Changing stroke rehab and research worldwide now.Time is Brain! trillions and trillions of neurons that DIE each day because there are NO effective hyperacute therapies besides tPA(only 12% effective). I have 523 posts on hyperacute therapy, enough for researchers to spend decades proving them out. These are my personal ideas and blog on stroke rehabilitation and stroke research. Do not attempt any of these without checking with your medical provider. Unless you join me in agitating, when you need these therapies they won't be there.

What this blog is for:

My blog is not to help survivors recover, it is to have the 10 million yearly stroke survivors light fires underneath their doctors, stroke hospitals and stroke researchers to get stroke solved. 100% recovery. The stroke medical world is completely failing at that goal, they don't even have it as a goal. Shortly after getting out of the hospital and getting NO information on the process or protocols of stroke rehabilitation and recovery I started searching on the internet and found that no other survivor received useful information. This is an attempt to cover all stroke rehabilitation information that should be readily available to survivors so they can talk with informed knowledge to their medical staff. It lays out what needs to be done to get stroke survivors closer to 100% recovery. It's quite disgusting that this information is not available from every stroke association and doctors group.

Friday, October 21, 2016

NSF grant supports new approach to gait training for stroke survivors

There are lots of walking assist devices out there, I have described dozens. Your doctor should know of them and be testing them for the best ones to be implemented in their hospital. But I can guarantee that is not occurring.
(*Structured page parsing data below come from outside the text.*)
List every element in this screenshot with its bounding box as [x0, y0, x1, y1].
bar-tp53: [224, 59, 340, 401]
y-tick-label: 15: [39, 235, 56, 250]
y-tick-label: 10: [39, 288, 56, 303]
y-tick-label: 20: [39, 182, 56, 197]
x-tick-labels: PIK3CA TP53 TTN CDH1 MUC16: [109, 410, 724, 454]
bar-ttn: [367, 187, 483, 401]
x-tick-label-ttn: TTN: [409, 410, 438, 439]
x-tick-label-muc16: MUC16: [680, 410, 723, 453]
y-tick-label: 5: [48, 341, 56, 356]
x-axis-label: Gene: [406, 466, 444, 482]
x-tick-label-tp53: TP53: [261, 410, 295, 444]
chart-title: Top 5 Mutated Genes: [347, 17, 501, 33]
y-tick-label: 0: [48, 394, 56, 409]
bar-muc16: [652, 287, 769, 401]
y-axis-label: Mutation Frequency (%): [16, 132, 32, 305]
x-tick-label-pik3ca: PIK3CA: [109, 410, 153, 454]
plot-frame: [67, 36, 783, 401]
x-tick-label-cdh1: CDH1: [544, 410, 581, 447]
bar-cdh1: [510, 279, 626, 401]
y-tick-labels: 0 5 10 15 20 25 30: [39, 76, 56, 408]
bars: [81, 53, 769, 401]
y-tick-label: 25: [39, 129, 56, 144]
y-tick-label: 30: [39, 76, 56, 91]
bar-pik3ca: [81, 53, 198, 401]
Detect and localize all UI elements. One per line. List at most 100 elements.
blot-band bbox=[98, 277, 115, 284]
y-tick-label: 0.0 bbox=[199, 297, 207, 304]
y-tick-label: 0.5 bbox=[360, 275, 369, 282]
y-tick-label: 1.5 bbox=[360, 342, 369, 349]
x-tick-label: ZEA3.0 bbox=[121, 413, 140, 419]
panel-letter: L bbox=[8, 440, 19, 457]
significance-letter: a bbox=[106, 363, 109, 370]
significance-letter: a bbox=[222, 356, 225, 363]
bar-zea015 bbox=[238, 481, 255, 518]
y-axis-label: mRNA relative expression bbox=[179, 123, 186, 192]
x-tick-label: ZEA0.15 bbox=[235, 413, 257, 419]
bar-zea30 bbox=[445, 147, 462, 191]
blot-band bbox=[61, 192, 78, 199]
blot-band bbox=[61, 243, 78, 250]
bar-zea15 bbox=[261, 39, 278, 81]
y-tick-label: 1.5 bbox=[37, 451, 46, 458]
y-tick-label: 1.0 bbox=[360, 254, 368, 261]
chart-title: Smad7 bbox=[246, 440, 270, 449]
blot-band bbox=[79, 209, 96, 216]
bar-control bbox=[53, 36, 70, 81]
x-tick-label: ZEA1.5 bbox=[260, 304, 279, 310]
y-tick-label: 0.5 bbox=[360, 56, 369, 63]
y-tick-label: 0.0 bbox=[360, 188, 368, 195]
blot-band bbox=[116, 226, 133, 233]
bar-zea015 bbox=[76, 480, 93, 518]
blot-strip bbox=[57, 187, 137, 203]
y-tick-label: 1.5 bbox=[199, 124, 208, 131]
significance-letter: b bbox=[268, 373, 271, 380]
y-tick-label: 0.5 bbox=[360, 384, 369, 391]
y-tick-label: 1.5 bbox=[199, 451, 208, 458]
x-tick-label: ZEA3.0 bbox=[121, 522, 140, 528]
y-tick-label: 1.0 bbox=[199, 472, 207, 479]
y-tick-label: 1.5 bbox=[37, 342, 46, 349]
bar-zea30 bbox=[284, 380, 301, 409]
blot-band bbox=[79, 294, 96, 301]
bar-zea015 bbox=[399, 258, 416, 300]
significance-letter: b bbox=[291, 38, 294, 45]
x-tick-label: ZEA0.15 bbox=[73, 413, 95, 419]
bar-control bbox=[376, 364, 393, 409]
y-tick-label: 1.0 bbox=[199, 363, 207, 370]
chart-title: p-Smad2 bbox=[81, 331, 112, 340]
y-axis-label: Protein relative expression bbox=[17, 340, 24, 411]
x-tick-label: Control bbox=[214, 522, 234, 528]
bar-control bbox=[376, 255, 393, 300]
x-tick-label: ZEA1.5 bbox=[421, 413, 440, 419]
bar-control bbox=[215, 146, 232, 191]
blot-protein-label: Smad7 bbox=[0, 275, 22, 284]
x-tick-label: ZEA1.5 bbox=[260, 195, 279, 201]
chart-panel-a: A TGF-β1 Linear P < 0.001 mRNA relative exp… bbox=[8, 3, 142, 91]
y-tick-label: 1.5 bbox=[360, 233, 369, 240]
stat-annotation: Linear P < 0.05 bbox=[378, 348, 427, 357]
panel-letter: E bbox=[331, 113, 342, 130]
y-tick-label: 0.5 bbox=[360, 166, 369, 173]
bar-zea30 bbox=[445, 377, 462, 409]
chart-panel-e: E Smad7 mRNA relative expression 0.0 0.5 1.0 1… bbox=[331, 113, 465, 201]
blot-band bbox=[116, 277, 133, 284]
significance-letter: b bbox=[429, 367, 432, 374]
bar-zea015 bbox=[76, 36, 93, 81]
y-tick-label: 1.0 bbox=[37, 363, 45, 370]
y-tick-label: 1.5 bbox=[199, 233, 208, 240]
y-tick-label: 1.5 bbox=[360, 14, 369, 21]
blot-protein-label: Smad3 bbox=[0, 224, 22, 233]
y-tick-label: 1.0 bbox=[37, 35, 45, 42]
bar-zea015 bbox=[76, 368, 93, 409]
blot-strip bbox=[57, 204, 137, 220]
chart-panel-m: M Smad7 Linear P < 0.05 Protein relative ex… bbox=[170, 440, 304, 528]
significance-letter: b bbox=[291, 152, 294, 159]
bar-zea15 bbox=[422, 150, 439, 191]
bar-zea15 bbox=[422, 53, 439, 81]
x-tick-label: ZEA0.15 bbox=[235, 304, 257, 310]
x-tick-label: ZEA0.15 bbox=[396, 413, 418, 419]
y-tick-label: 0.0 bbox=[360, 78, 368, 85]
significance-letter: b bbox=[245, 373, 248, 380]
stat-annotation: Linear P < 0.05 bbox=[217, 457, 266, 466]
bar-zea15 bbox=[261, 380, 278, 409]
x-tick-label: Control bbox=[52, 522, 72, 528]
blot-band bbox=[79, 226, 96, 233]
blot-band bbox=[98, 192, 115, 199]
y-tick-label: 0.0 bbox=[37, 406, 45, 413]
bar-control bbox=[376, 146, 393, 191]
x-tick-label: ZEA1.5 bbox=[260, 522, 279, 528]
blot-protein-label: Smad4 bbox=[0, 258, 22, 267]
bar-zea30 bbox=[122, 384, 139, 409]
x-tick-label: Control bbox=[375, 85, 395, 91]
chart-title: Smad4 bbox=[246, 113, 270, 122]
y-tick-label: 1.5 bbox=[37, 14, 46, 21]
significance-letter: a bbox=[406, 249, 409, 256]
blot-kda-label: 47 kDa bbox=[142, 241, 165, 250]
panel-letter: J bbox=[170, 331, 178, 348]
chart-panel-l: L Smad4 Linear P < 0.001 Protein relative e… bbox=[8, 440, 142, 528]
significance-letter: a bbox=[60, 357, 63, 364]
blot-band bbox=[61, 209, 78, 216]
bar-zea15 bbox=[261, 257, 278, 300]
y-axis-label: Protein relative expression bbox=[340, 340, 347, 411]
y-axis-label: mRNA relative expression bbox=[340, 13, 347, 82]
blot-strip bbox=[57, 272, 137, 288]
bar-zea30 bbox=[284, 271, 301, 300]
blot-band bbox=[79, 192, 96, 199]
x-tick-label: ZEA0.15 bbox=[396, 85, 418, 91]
Your stroke  hospital is a fucking failure, they aren't doing one damn thing about new research and applying it to help survivors.
http://www.udel.edu/udaily/2016/october/gait-training-stroke-survivors/
Thirty percent of stroke survivors, including some 300,000 Americans every year, are left with compromised walking ability. As our population ages, these numbers will undoubtedly grow, increasing the already high demand for technology to support gait training.
“For most stroke survivors who are left with mobility impairments, recovering the ability to walk is at or near the top of their wish list for rehabilitation,” says Darcy Reisman, associate professor of physical therapy at the University of Delaware. “It’s also critical to their being able to live at home again after a stroke.”
Wearable robots, which use electrically actuated motors to control joint motion, are ideal candidates to automate gait training. However, while great advances have been made in sensing, actuation, and computation, the potential of wearable robots in gait neuro-rehabilitation has not yet been fully realized.
Fabrizio Sergi, assistant professor of biomedical engineering at UD, says there are challenges in designing assistive forces for wearable robots that are capable of teaching stable and energetically efficient walking patterns while also accommodating variability from one individual to another.
To address these challenges, Sergi is partnering with Reisman and Jill Higginson, associate professor of mechanical and biomedical engineering at UD. The team was recently awarded a three-year grant from the National Science Foundation’s National Robotics Initiative to develop an approach called GOALL (Goal-Oriented, subject Adaptive, robot-assisted Locomotor Learning).
GOALL combines biomechanical modeling with experiments using a lower-extremity exoskeleton to determine the robotic assistance forces needed to induce changes in gait parameters like step length and walking speed.
“We are currently pursuing a new approach to robotic gait training based on pulses of assistive forces,” says Sergi. “In this project, we will determine when to apply pulses, how large those pulses should be, and to which joints they should be applied.”
Higginson adds, “The robot will have the unique ability to adapt to a patient’s needs as his or her walking improves, just as a therapist would do.”
The interdisciplinary project combines Sergi’s expertise in robotic systems design and control with Higginson’s knowledge on the use of computational models to relate muscle impairments to gait deviations, as well as Reisman’s clinical perspective on post-stroke rehabilitation. The research methods used and the results obtained from the project will benefit both the robotics and biomechanics communities.